The attitude has also set the stage for our current predicament. It may be impossible to stamp out Covid-19, despite the existence of effective vaccines; similarly, HIV continues to spread despite the fact that effective therapy was introduced nearly 25 years ago. This is not a surprise – pills and shots are never sufficient to stop an infectious disease; people need to know how to prevent transmission and any drugs or vaccines need to be widely accessible. Most importantly, people must be willing to take them.
As we have seen, public health is not just a medical science but rather a societal collision of many things, including epidemiology, superstition, feuds, Grandma’s advice, bad habits, avarice and heart-gripping fear. Clinical work is the easy part. The scientific tangle of viral variants seems a small problem when measured against the difficulties created by a hardened nonbeliever or the cheap assurance of a government official in a hurry.
Given these many limitations and perturbations, what can we learn from 40 years of trying to control HIV infection? Plenty. The first lesson is to accept that the big breakthroughs and thrilling headlines are largely over.
Despite remarkable progress, the real work to control the Covid-19 pandemic starts now – careful, laborious and even boring work – to develop and implement effective programs to address local needs. With AIDS, the CDC has tried to jazz up the effort by calling it the “Ending the HIV Epidemic” campaign. But underneath the gloss is the work that public health professionals – at the local, state, and international levels – do so well.
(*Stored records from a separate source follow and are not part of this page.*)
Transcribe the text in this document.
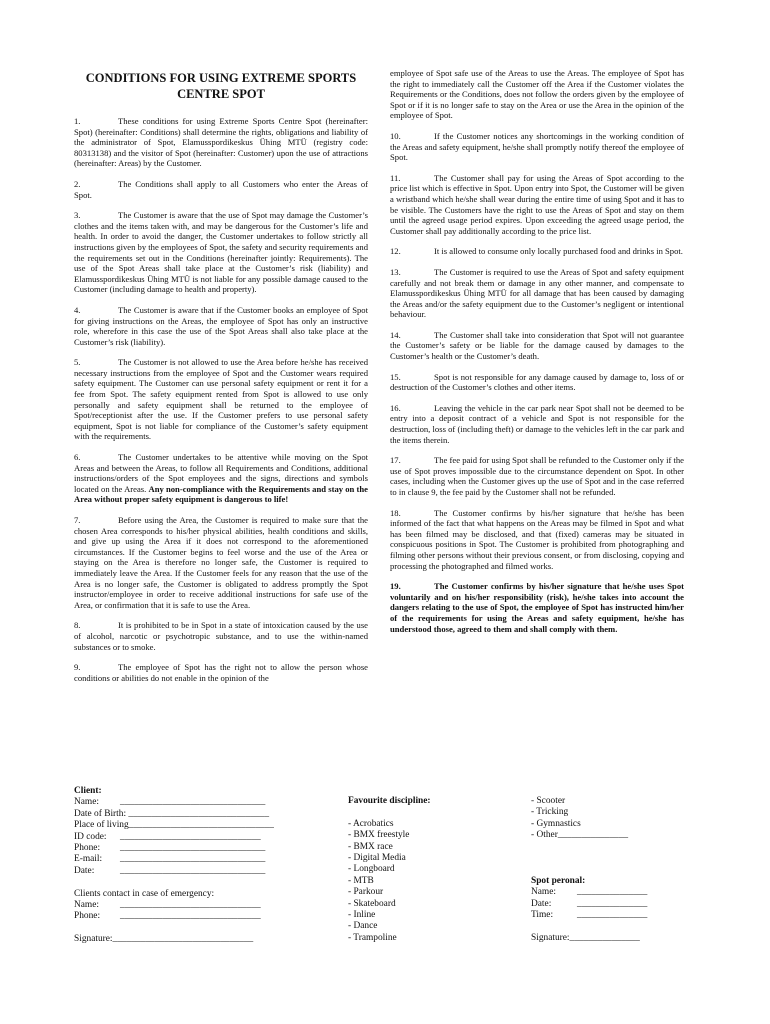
CONDITIONS FOR USING EXTREME SPORTS CENTRE SPOT
1.	These conditions for using Extreme Sports Centre Spot (hereinafter: Spot) (hereinafter: Conditions) shall determine the rights, obligations and liability of the administrator of Spot, Elamusspordikeskus Ühing MTÜ (registry code: 80313138) and the visitor of Spot (hereinafter: Customer) upon the use of attractions (hereinafter: Areas) by the Customer.
2.	The Conditions shall apply to all Customers who enter the Areas of Spot.
3.	The Customer is aware that the use of Spot may damage the Customer’s clothes and the items taken with, and may be dangerous for the Customer’s life and health. In order to avoid the danger, the Customer undertakes to follow strictly all instructions given by the employees of Spot, the safety and security requirements and the requirements set out in the Conditions (hereinafter jointly: Requirements). The use of the Spot Areas shall take place at the Customer’s risk (liability) and Elamusspordikeskus Ühing MTÜ is not liable for any possible damage caused to the Customer (including damage to health and property).
4.	The Customer is aware that if the Customer books an employee of Spot for giving instructions on the Areas, the employee of Spot has only an instructive role, wherefore in this case the use of the Spot Areas shall also take place at the Customer’s risk (liability).
5.	The Customer is not allowed to use the Area before he/she has received necessary instructions from the employee of Spot and the Customer wears required safety equipment. The Customer can use personal safety equipment or rent it for a fee from Spot. The safety equipment rented from Spot is allowed to use only personally and safety equipment shall be returned to the employee of Spot/receptionist after the use. If the Customer prefers to use personal safety equipment, Spot is not liable for compliance of the Customer’s safety equipment with the requirements.
6.	The Customer undertakes to be attentive while moving on the Spot Areas and between the Areas, to follow all Requirements and Conditions, additional instructions/orders of the Spot employees and the signs, directions and symbols located on the Areas. Any non-compliance with the Requirements and stay on the Area without proper safety equipment is dangerous to life!
7.	Before using the Area, the Customer is required to make sure that the chosen Area corresponds to his/her physical abilities, health conditions and skills, and give up using the Area if it does not correspond to the aforementioned circumstances. If the Customer begins to feel worse and the use of the Area or staying on the Area is therefore no longer safe, the Customer is required to immediately leave the Area. If the Customer feels for any reason that the use of the Area is no longer safe, the Customer is obligated to address promptly the Spot instructor/employee in order to receive additional instructions for safe use of the Area, or confirmation that it is safe to use the Area.
8.	It is prohibited to be in Spot in a state of intoxication caused by the use of alcohol, narcotic or psychotropic substance, and to use the within-named substances or to smoke.
9.	The employee of Spot has the right not to allow the person whose conditions or abilities do not enable in the opinion of the
employee of Spot safe use of the Areas to use the Areas. The employee of Spot has the right to immediately call the Customer off the Area if the Customer violates the Requirements or the Conditions, does not follow the orders given by the employee of Spot or if it is no longer safe to stay on the Area or use the Area in the opinion of the employee of Spot.
10.	If the Customer notices any shortcomings in the working condition of the Areas and safety equipment, he/she shall promptly notify thereof the employee of Spot.
11.	The Customer shall pay for using the Areas of Spot according to the price list which is effective in Spot. Upon entry into Spot, the Customer will be given a wristband which he/she shall wear during the entire time of using Spot and it has to be visible. The Customers have the right to use the Areas of Spot and stay on them until the agreed usage period expires. Upon exceeding the agreed usage period, the Customer shall pay additionally according to the price list.
12.	It is allowed to consume only locally purchased food and drinks in Spot.
13.	The Customer is required to use the Areas of Spot and safety equipment carefully and not break them or damage in any other manner, and compensate to Elamusspordikeskus Ühing MTÜ for all damage that has been caused by damaging the Areas and/or the safety equipment due to the Customer’s negligent or intentional behaviour.
14.	The Customer shall take into consideration that Spot will not guarantee the Customer’s safety or be liable for the damage caused by damages to the Customer’s health or the Customer’s death.
15.	Spot is not responsible for any damage caused by damage to, loss of or destruction of the Customer’s clothes and other items.
16.	Leaving the vehicle in the car park near Spot shall not be deemed to be entry into a deposit contract of a vehicle and Spot is not responsible for the destruction, loss of (including theft) or damage to the vehicles left in the car park and the items therein.
17.	The fee paid for using Spot shall be refunded to the Customer only if the use of Spot proves impossible due to the circumstance dependent on Spot. In other cases, including when the Customer gives up the use of Spot and in the case referred to in clause 9, the fee paid by the Customer shall not be refunded.
18.	The Customer confirms by his/her signature that he/she has been informed of the fact that what happens on the Areas may be filmed in Spot and what has been filmed may be disclosed, and that (fixed) cameras may be situated in conspicuous positions in Spot. The Customer is prohibited from photographing and filming other persons without their previous consent, or from disclosing, copying and processing the photographed and filmed works.
19.	The Customer confirms by his/her signature that he/she uses Spot voluntarily and on his/her responsibility (risk), he/she takes into account the dangers relating to the use of Spot, the employee of Spot has instructed him/her of the requirements for using the Areas and safety equipment, he/she has understood those, agreed to them and shall comply with them.
Client:
Name:	_______________________________
Date of Birth: ______________________________
Place of living_______________________________
ID code:	______________________________
Phone:	_______________________________
E-mail:	_______________________________
Date:	_______________________________
Clients contact in case of emergency:
Name:	______________________________
Phone:	______________________________
Signature:______________________________
Favourite discipline:
- Acrobatics
- BMX freestyle
- BMX race
- Digital Media
- Longboard
- MTB
- Parkour
- Skateboard
- Inline
- Dance
- Trampoline
- Scooter
- Tricking
- Gymnastics
- Other_______________
Spot peronal:
Name:	_______________
Date:	_______________
Time:	_______________
Signature:_______________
Community by community, door to door, or hand to hand, they meet the local challenge with programs to track down cases and contacts, bring treatments to someone’s home or to prisoners, the homeless, and other vulnerable people around the world who live without easy access to modern health care. It’s a million points of hard-earned light.
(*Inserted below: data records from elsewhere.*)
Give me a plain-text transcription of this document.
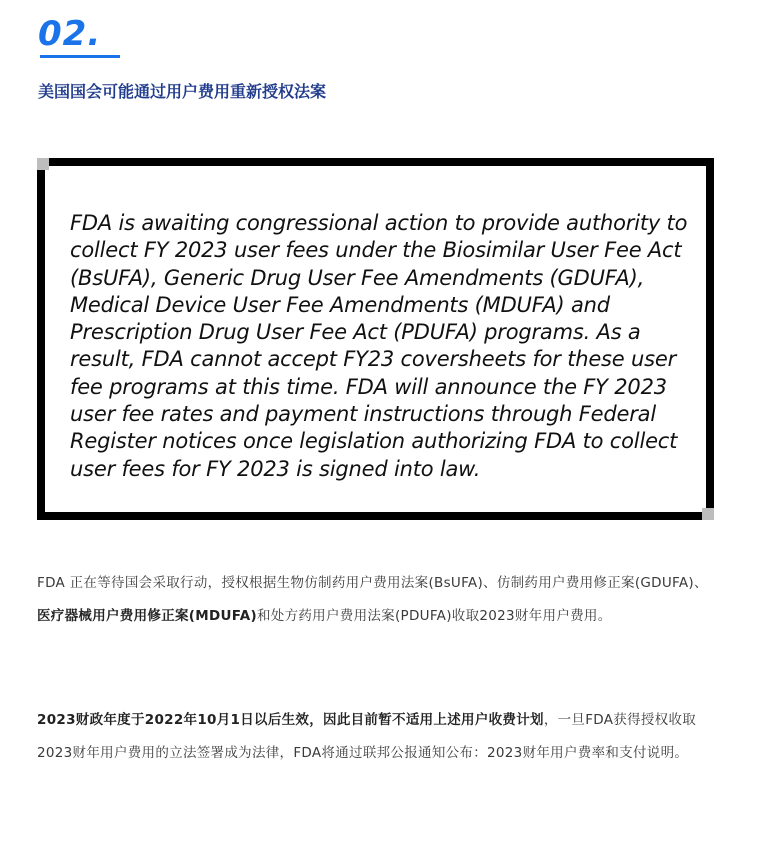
02.
美国国会可能通过用户费用重新授权法案
FDA is awaiting congressional action to provide authority to collect FY 2023 user fees under the Biosimilar User Fee Act (BsUFA), Generic Drug User Fee Amendments (GDUFA), Medical Device User Fee Amendments (MDUFA) and Prescription Drug User Fee Act (PDUFA) programs. As a result, FDA cannot accept FY23 coversheets for these user fee programs at this time. FDA will announce the FY 2023 user fee rates and payment instructions through Federal Register notices once legislation authorizing FDA to collect user fees for FY 2023 is signed into law.
FDA 正在等待国会采取行动，授权根据生物仿制药用户费用法案(BsUFA)、仿制药用户费用修正案(GDUFA)、医疗器械用户费用修正案(MDUFA)和处方药用户费用法案(PDUFA)收取2023财年用户费用。
2023财政年度于2022年10月1日以后生效，因此目前暂不适用上述用户收费计划，一旦FDA获得授权收取2023财年用户费用的立法签署成为法律，FDA将通过联邦公报通知公布：2023财年用户费率和支付说明。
The work is done despite the distractions of the skeptics and the insincere promises of slippery politicians. Slowly, sometimes disappointingly and inefficiently, thousands of workers persist. AIDS has shown us this inch-by-inch strategy is the only way forward with Covid-19. Hopefully, the dimming spotlight of attention and ever louder screams of denial will not deter us. Because if we falter now, we will find ourselves trapped in an eternal 2020, stepping forward – then back – as people continue to die.